At first, it appeared to be neither. After sitting cross-legged, then standing for bracing arm lifts, we were invited to bend down and touch our toes. I couldn’t recall an age at which this was possible. Certainly not as a rugby-playing teenager, and far less as the couch cabbage I’d become. After five years abroad as a journalist, I’d given up on all but feeling sorry for myself, and ranting about media corruption. When my employers helped to sell the Iraq war, I’d resigned to run a music festival in Belgrade. Though 150,000 people came, the takings vanished, apparently stolen by the armed men we’d hired as security. I’d retreated to Britain feeling cheated, nursing a bruised ego, and planning to blow all my savings. Beyond that, I had few ambitions.
But suddenly my competitiveness was piqued. Could I maybe reach my feet before I died? The question wasn’t entirely overblown. I felt like I was dying inside, and my hamstrings threatened to snap if my hands passed my knees, never mind trying to rest my chin below them. In fact, if we didn’t stand up soon, I’d vomit on the mat. Yet all around me, middle-aged women flipped forward, apparently contented. How could they be better at this than me, a young man straining and sweating, fighting himself? There could only be one answer: yoga sucked.
So why didn’t I just walk out the room? For all my self-consciousness, I felt welcome. I’d arrived full of worry that I smelled of smoke. And now I was fretting I didn’t look suitably yogic, which could only reveal how angst-ridden I was. But the class slowly silenced this chatter. There wasn’t a moment of clarity as much as a dawning sense of different possibilities. “No gripping”, we were told; “let go”, and “breathe”, and the hard work of stretching felt more feasible. The knot in my stomach loosened slightly, and my spine grew straighter and strong. By the end, I felt warmed from within. The teacher’s firm instructions softened as we laid our legs up the wall and reclined, eyes closed. “Relax but stay alert,” he said. “Feel yourself sink into the floor.”

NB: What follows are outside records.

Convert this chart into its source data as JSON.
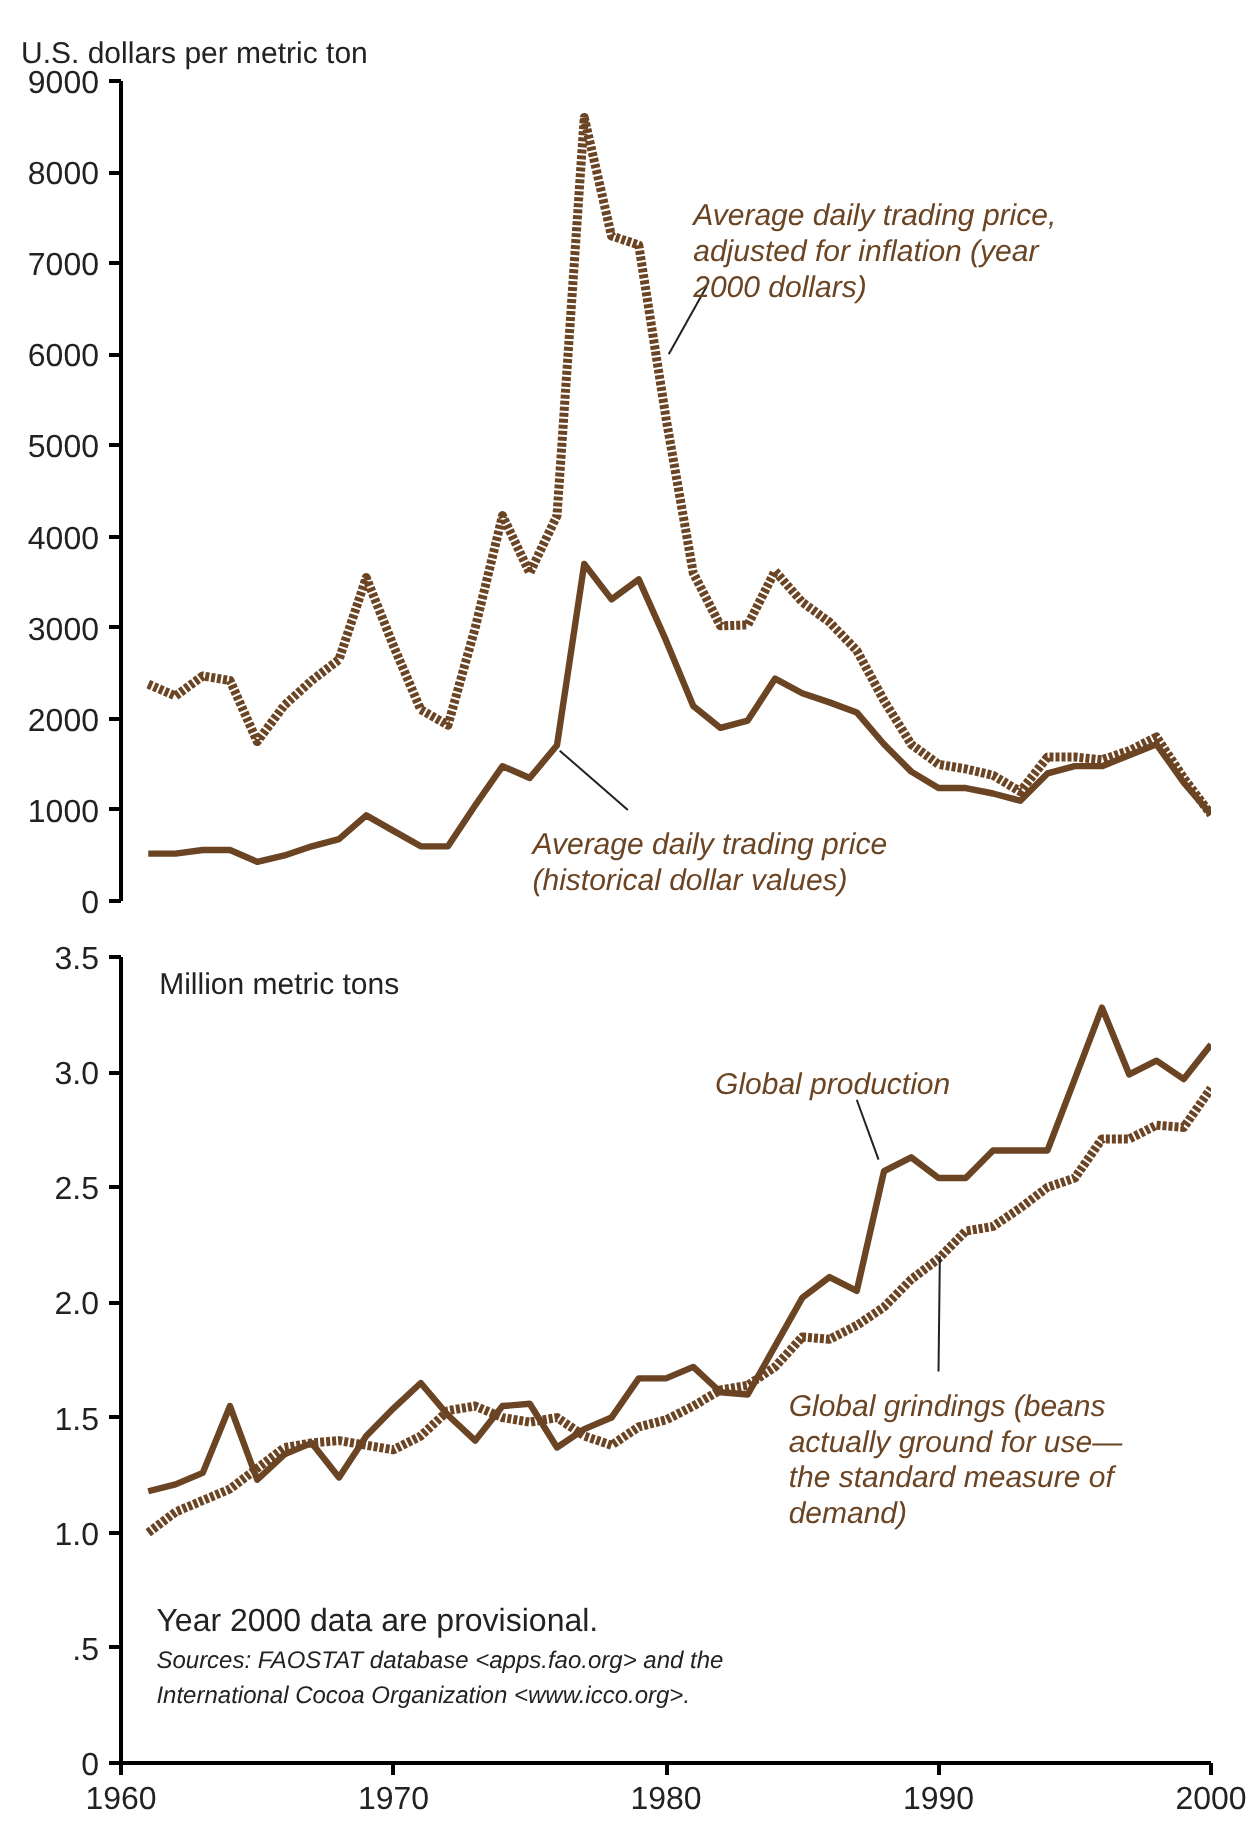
{
  "chart_data": [
    {
      "type": "line",
      "ylabel": "U.S. dollars per metric ton",
      "x": [
        1961,
        1962,
        1963,
        1964,
        1965,
        1966,
        1967,
        1968,
        1969,
        1970,
        1971,
        1972,
        1973,
        1974,
        1975,
        1976,
        1977,
        1978,
        1979,
        1980,
        1981,
        1982,
        1983,
        1984,
        1985,
        1986,
        1987,
        1988,
        1989,
        1990,
        1991,
        1992,
        1993,
        1994,
        1995,
        1996,
        1997,
        1998,
        1999,
        2000
      ],
      "series": [
        {
          "name": "Average daily trading price, adjusted for inflation (year 2000 dollars)",
          "color": "#6b4423",
          "line_style": "dotted",
          "values": [
            2380,
            2250,
            2470,
            2420,
            1750,
            2150,
            2420,
            2650,
            3550,
            2800,
            2100,
            1930,
            3000,
            4230,
            3600,
            4230,
            8600,
            7300,
            7200,
            5300,
            3600,
            3020,
            3030,
            3620,
            3280,
            3060,
            2750,
            2200,
            1720,
            1500,
            1450,
            1380,
            1200,
            1580,
            1580,
            1550,
            1650,
            1800,
            1350,
            950
          ]
        },
        {
          "name": "Average daily trading price (historical dollar values)",
          "color": "#6b4423",
          "line_style": "solid",
          "values": [
            520,
            520,
            560,
            560,
            430,
            500,
            600,
            680,
            940,
            770,
            600,
            600,
            1050,
            1480,
            1350,
            1710,
            3700,
            3310,
            3530,
            2860,
            2140,
            1900,
            1980,
            2440,
            2280,
            2180,
            2070,
            1720,
            1420,
            1240,
            1240,
            1180,
            1100,
            1400,
            1480,
            1480,
            1600,
            1720,
            1300,
            950
          ]
        }
      ],
      "xlim": [
        1960,
        2000
      ],
      "xticks": [
        1960,
        1970,
        1980,
        1990,
        2000
      ],
      "ylim": [
        0,
        9000
      ],
      "yticks": [
        0,
        1000,
        2000,
        3000,
        4000,
        5000,
        6000,
        7000,
        8000,
        9000
      ],
      "tick_labels": "y",
      "grid": false,
      "legend": false
    },
    {
      "type": "line",
      "ylabel": "Million metric tons",
      "x": [
        1961,
        1962,
        1963,
        1964,
        1965,
        1966,
        1967,
        1968,
        1969,
        1970,
        1971,
        1972,
        1973,
        1974,
        1975,
        1976,
        1977,
        1978,
        1979,
        1980,
        1981,
        1982,
        1983,
        1984,
        1985,
        1986,
        1987,
        1988,
        1989,
        1990,
        1991,
        1992,
        1993,
        1994,
        1995,
        1996,
        1997,
        1998,
        1999,
        2000
      ],
      "series": [
        {
          "name": "Global production",
          "color": "#6b4423",
          "line_style": "solid",
          "values": [
            1.18,
            1.21,
            1.26,
            1.55,
            1.23,
            1.34,
            1.39,
            1.24,
            1.42,
            1.54,
            1.65,
            1.51,
            1.4,
            1.55,
            1.56,
            1.37,
            1.45,
            1.5,
            1.67,
            1.67,
            1.72,
            1.61,
            1.6,
            1.81,
            2.02,
            2.11,
            2.05,
            2.57,
            2.63,
            2.54,
            2.54,
            2.66,
            2.66,
            2.66,
            2.97,
            3.28,
            2.99,
            3.05,
            2.97,
            3.12
          ]
        },
        {
          "name": "Global grindings (beans actually ground for use—the standard measure of demand)",
          "color": "#6b4423",
          "line_style": "dotted",
          "values": [
            1.0,
            1.09,
            1.14,
            1.19,
            1.28,
            1.37,
            1.39,
            1.4,
            1.38,
            1.36,
            1.42,
            1.53,
            1.55,
            1.5,
            1.48,
            1.5,
            1.42,
            1.38,
            1.46,
            1.49,
            1.55,
            1.62,
            1.64,
            1.72,
            1.85,
            1.84,
            1.9,
            1.98,
            2.1,
            2.19,
            2.31,
            2.33,
            2.41,
            2.5,
            2.54,
            2.71,
            2.71,
            2.77,
            2.76,
            2.93
          ]
        }
      ],
      "annotations": [
        "Year 2000 data are provisional.",
        "Sources: FAOSTAT database <apps.fao.org> and the International Cocoa Organization <www.icco.org>."
      ],
      "xlim": [
        1960,
        2000
      ],
      "xticks": [
        1960,
        1970,
        1980,
        1990,
        2000
      ],
      "ylim": [
        0,
        3.5
      ],
      "yticks": [
        0,
        {
          "value": 0.5,
          "label": ".5"
        },
        {
          "value": 1.0,
          "label": "1.0"
        },
        {
          "value": 1.5,
          "label": "1.5"
        },
        {
          "value": 2.0,
          "label": "2.0"
        },
        {
          "value": 2.5,
          "label": "2.5"
        },
        {
          "value": 3.0,
          "label": "3.0"
        },
        {
          "value": 3.5,
          "label": "3.5"
        }
      ],
      "grid": false,
      "legend": false
    }
  ]
}
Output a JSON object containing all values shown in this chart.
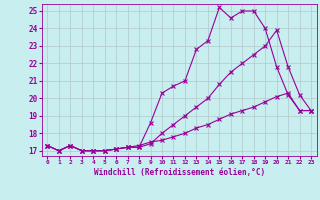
{
  "xlabel": "Windchill (Refroidissement éolien,°C)",
  "bg_color": "#c8eef0",
  "line_color": "#990099",
  "grid_color": "#b0c8c8",
  "xlim": [
    -0.5,
    23.5
  ],
  "ylim": [
    16.7,
    25.4
  ],
  "xticks": [
    0,
    1,
    2,
    3,
    4,
    5,
    6,
    7,
    8,
    9,
    10,
    11,
    12,
    13,
    14,
    15,
    16,
    17,
    18,
    19,
    20,
    21,
    22,
    23
  ],
  "yticks": [
    17,
    18,
    19,
    20,
    21,
    22,
    23,
    24,
    25
  ],
  "line1_x": [
    0,
    1,
    2,
    3,
    4,
    5,
    6,
    7,
    8,
    9,
    10,
    11,
    12,
    13,
    14,
    15,
    16,
    17,
    18,
    19,
    20,
    21,
    22,
    23
  ],
  "line1_y": [
    17.3,
    17.0,
    17.3,
    17.0,
    17.0,
    17.0,
    17.1,
    17.2,
    17.2,
    18.6,
    20.3,
    20.7,
    21.0,
    22.8,
    23.3,
    25.2,
    24.6,
    25.0,
    25.0,
    24.0,
    21.8,
    20.2,
    19.3,
    19.3
  ],
  "line2_x": [
    0,
    1,
    2,
    3,
    4,
    5,
    6,
    7,
    8,
    9,
    10,
    11,
    12,
    13,
    14,
    15,
    16,
    17,
    18,
    19,
    20,
    21,
    22,
    23
  ],
  "line2_y": [
    17.3,
    17.0,
    17.3,
    17.0,
    17.0,
    17.0,
    17.1,
    17.2,
    17.3,
    17.5,
    17.6,
    17.8,
    18.0,
    18.3,
    18.5,
    18.8,
    19.1,
    19.3,
    19.5,
    19.8,
    20.1,
    20.3,
    19.3,
    19.3
  ],
  "line3_x": [
    0,
    1,
    2,
    3,
    4,
    5,
    6,
    7,
    8,
    9,
    10,
    11,
    12,
    13,
    14,
    15,
    16,
    17,
    18,
    19,
    20,
    21,
    22,
    23
  ],
  "line3_y": [
    17.3,
    17.0,
    17.3,
    17.0,
    17.0,
    17.0,
    17.1,
    17.2,
    17.2,
    17.4,
    18.0,
    18.5,
    19.0,
    19.5,
    20.0,
    20.8,
    21.5,
    22.0,
    22.5,
    23.0,
    23.9,
    21.8,
    20.2,
    19.3
  ]
}
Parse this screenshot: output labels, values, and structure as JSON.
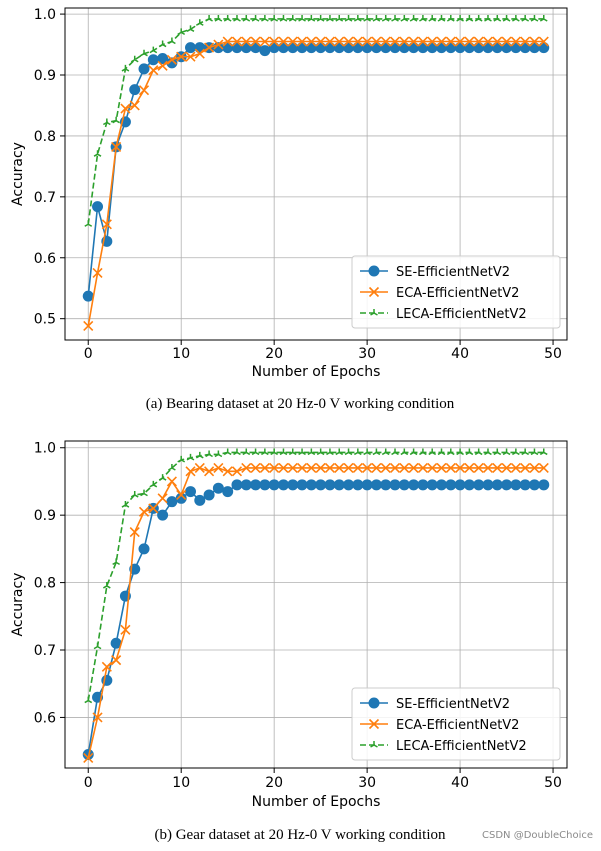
{
  "watermark": "CSDN @DoubleChoice",
  "chart_data": [
    {
      "type": "line",
      "caption": "(a) Bearing dataset at 20 Hz-0 V working condition",
      "xlabel": "Number of Epochs",
      "ylabel": "Accuracy",
      "xlim": [
        -2.5,
        51.5
      ],
      "ylim": [
        0.465,
        1.01
      ],
      "xticks": [
        0,
        10,
        20,
        30,
        40,
        50
      ],
      "yticks": [
        0.5,
        0.6,
        0.7,
        0.8,
        0.9,
        1.0
      ],
      "grid": true,
      "legend_position": "lower-right",
      "series": [
        {
          "name": "SE-EfficientNetV2",
          "color": "#1f77b4",
          "marker": "circle",
          "linestyle": "solid",
          "values": [
            0.537,
            0.684,
            0.627,
            0.782,
            0.823,
            0.876,
            0.91,
            0.925,
            0.927,
            0.92,
            0.93,
            0.945,
            0.945,
            0.945,
            0.945,
            0.945,
            0.945,
            0.945,
            0.945,
            0.94,
            0.945,
            0.945,
            0.945,
            0.945,
            0.945,
            0.945,
            0.945,
            0.945,
            0.945,
            0.945,
            0.945,
            0.945,
            0.945,
            0.945,
            0.945,
            0.945,
            0.945,
            0.945,
            0.945,
            0.945,
            0.945,
            0.945,
            0.945,
            0.945,
            0.945,
            0.945,
            0.945,
            0.945,
            0.945,
            0.945
          ]
        },
        {
          "name": "ECA-EfficientNetV2",
          "color": "#ff7f0e",
          "marker": "x",
          "linestyle": "solid",
          "values": [
            0.488,
            0.575,
            0.655,
            0.782,
            0.845,
            0.85,
            0.875,
            0.908,
            0.915,
            0.925,
            0.93,
            0.93,
            0.935,
            0.945,
            0.95,
            0.955,
            0.955,
            0.955,
            0.955,
            0.955,
            0.955,
            0.955,
            0.955,
            0.955,
            0.955,
            0.955,
            0.955,
            0.955,
            0.955,
            0.955,
            0.955,
            0.955,
            0.955,
            0.955,
            0.955,
            0.955,
            0.955,
            0.955,
            0.955,
            0.955,
            0.955,
            0.955,
            0.955,
            0.955,
            0.955,
            0.955,
            0.955,
            0.955,
            0.955,
            0.955
          ]
        },
        {
          "name": "LECA-EfficientNetV2",
          "color": "#2ca02c",
          "marker": "tri",
          "linestyle": "dashed",
          "values": [
            0.655,
            0.77,
            0.822,
            0.825,
            0.91,
            0.925,
            0.935,
            0.94,
            0.95,
            0.955,
            0.97,
            0.975,
            0.985,
            0.992,
            0.992,
            0.992,
            0.992,
            0.992,
            0.992,
            0.992,
            0.992,
            0.992,
            0.992,
            0.992,
            0.992,
            0.992,
            0.992,
            0.992,
            0.992,
            0.992,
            0.992,
            0.992,
            0.992,
            0.992,
            0.992,
            0.992,
            0.992,
            0.992,
            0.992,
            0.992,
            0.992,
            0.992,
            0.992,
            0.992,
            0.992,
            0.992,
            0.992,
            0.992,
            0.992,
            0.992
          ]
        }
      ]
    },
    {
      "type": "line",
      "caption": "(b) Gear dataset at 20 Hz-0 V working condition",
      "xlabel": "Number of Epochs",
      "ylabel": "Accuracy",
      "xlim": [
        -2.5,
        51.5
      ],
      "ylim": [
        0.525,
        1.01
      ],
      "xticks": [
        0,
        10,
        20,
        30,
        40,
        50
      ],
      "yticks": [
        0.6,
        0.7,
        0.8,
        0.9,
        1.0
      ],
      "grid": true,
      "legend_position": "lower-right",
      "series": [
        {
          "name": "SE-EfficientNetV2",
          "color": "#1f77b4",
          "marker": "circle",
          "linestyle": "solid",
          "values": [
            0.545,
            0.63,
            0.655,
            0.71,
            0.78,
            0.82,
            0.85,
            0.91,
            0.9,
            0.92,
            0.925,
            0.935,
            0.922,
            0.93,
            0.94,
            0.935,
            0.945,
            0.945,
            0.945,
            0.945,
            0.945,
            0.945,
            0.945,
            0.945,
            0.945,
            0.945,
            0.945,
            0.945,
            0.945,
            0.945,
            0.945,
            0.945,
            0.945,
            0.945,
            0.945,
            0.945,
            0.945,
            0.945,
            0.945,
            0.945,
            0.945,
            0.945,
            0.945,
            0.945,
            0.945,
            0.945,
            0.945,
            0.945,
            0.945,
            0.945
          ]
        },
        {
          "name": "ECA-EfficientNetV2",
          "color": "#ff7f0e",
          "marker": "x",
          "linestyle": "solid",
          "values": [
            0.54,
            0.6,
            0.675,
            0.685,
            0.73,
            0.875,
            0.905,
            0.91,
            0.925,
            0.95,
            0.93,
            0.965,
            0.97,
            0.965,
            0.97,
            0.965,
            0.965,
            0.97,
            0.97,
            0.97,
            0.97,
            0.97,
            0.97,
            0.97,
            0.97,
            0.97,
            0.97,
            0.97,
            0.97,
            0.97,
            0.97,
            0.97,
            0.97,
            0.97,
            0.97,
            0.97,
            0.97,
            0.97,
            0.97,
            0.97,
            0.97,
            0.97,
            0.97,
            0.97,
            0.97,
            0.97,
            0.97,
            0.97,
            0.97,
            0.97
          ]
        },
        {
          "name": "LECA-EfficientNetV2",
          "color": "#2ca02c",
          "marker": "tri",
          "linestyle": "dashed",
          "values": [
            0.625,
            0.705,
            0.795,
            0.83,
            0.915,
            0.93,
            0.932,
            0.945,
            0.955,
            0.97,
            0.982,
            0.985,
            0.988,
            0.99,
            0.99,
            0.993,
            0.993,
            0.993,
            0.993,
            0.993,
            0.993,
            0.993,
            0.993,
            0.993,
            0.993,
            0.993,
            0.993,
            0.993,
            0.993,
            0.993,
            0.993,
            0.993,
            0.993,
            0.993,
            0.993,
            0.993,
            0.993,
            0.993,
            0.993,
            0.993,
            0.993,
            0.993,
            0.993,
            0.993,
            0.993,
            0.993,
            0.993,
            0.993,
            0.993,
            0.993
          ]
        }
      ]
    }
  ]
}
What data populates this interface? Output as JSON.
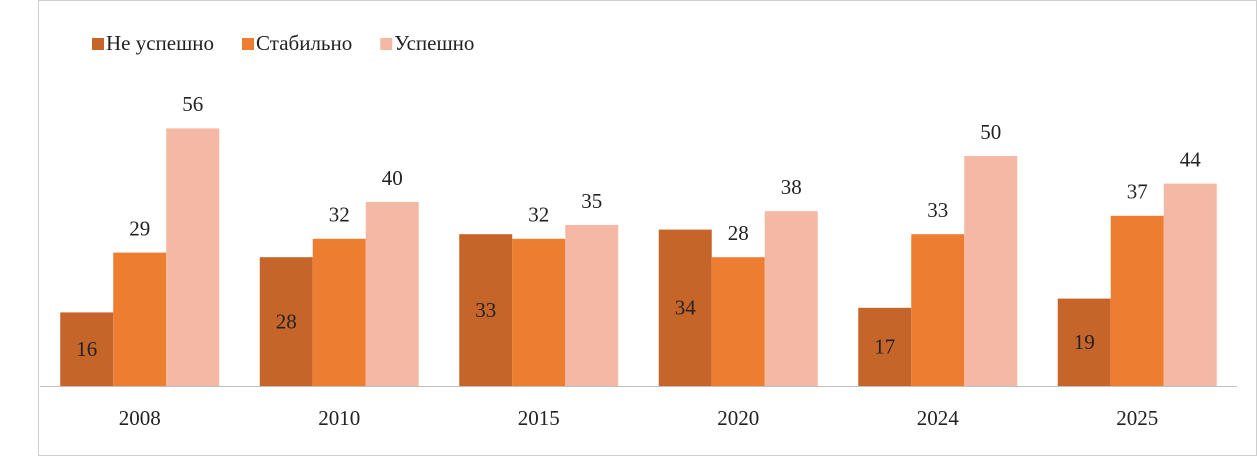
{
  "chart_data": {
    "type": "bar",
    "categories": [
      "2008",
      "2010",
      "2015",
      "2020",
      "2024",
      "2025"
    ],
    "series": [
      {
        "name": "Не успешно",
        "color": "#c5652a",
        "values": [
          16,
          28,
          33,
          34,
          17,
          19
        ]
      },
      {
        "name": "Стабильно",
        "color": "#ed7d31",
        "values": [
          29,
          32,
          32,
          28,
          33,
          37
        ]
      },
      {
        "name": "Успешно",
        "color": "#f5b8a5",
        "values": [
          56,
          40,
          35,
          38,
          50,
          44
        ]
      }
    ],
    "legend": "top-left"
  }
}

It was all so paradoxically confusing that I had to come back. And because the classes were at night, they stopped me smoking all day. Turning up stoned was unthinkable. The teacher seemed able to see through me, referring as he did to such unfamiliar anatomy as the dorsal spine, armpit chest and floating ribs. Besides, yoga was making me face my limits. Accepting what I couldn’t do was part of doing what I could, and as both changed from class to class, from moment to moment, I felt awakened.
That was illusory too, as the teacher explained while I drifted. “Yoga is awareness,” he said, “not falling asleep.” Having so much to learn was unexpectedly appealing. Yoga could teach me commitment, and surrender to something bigger than me, which promised transformation if I fused with it. Within a year, I’d stopped smoking, and felt my horizons expanding. Perhaps Mr Iyengar’s message had reached me, even though I hadn’t read his book. “Stretching of the body is not yoga,” he once said. “The self has to penetrate outside, just as the body has to look within.”
Six years later, I’m still learning.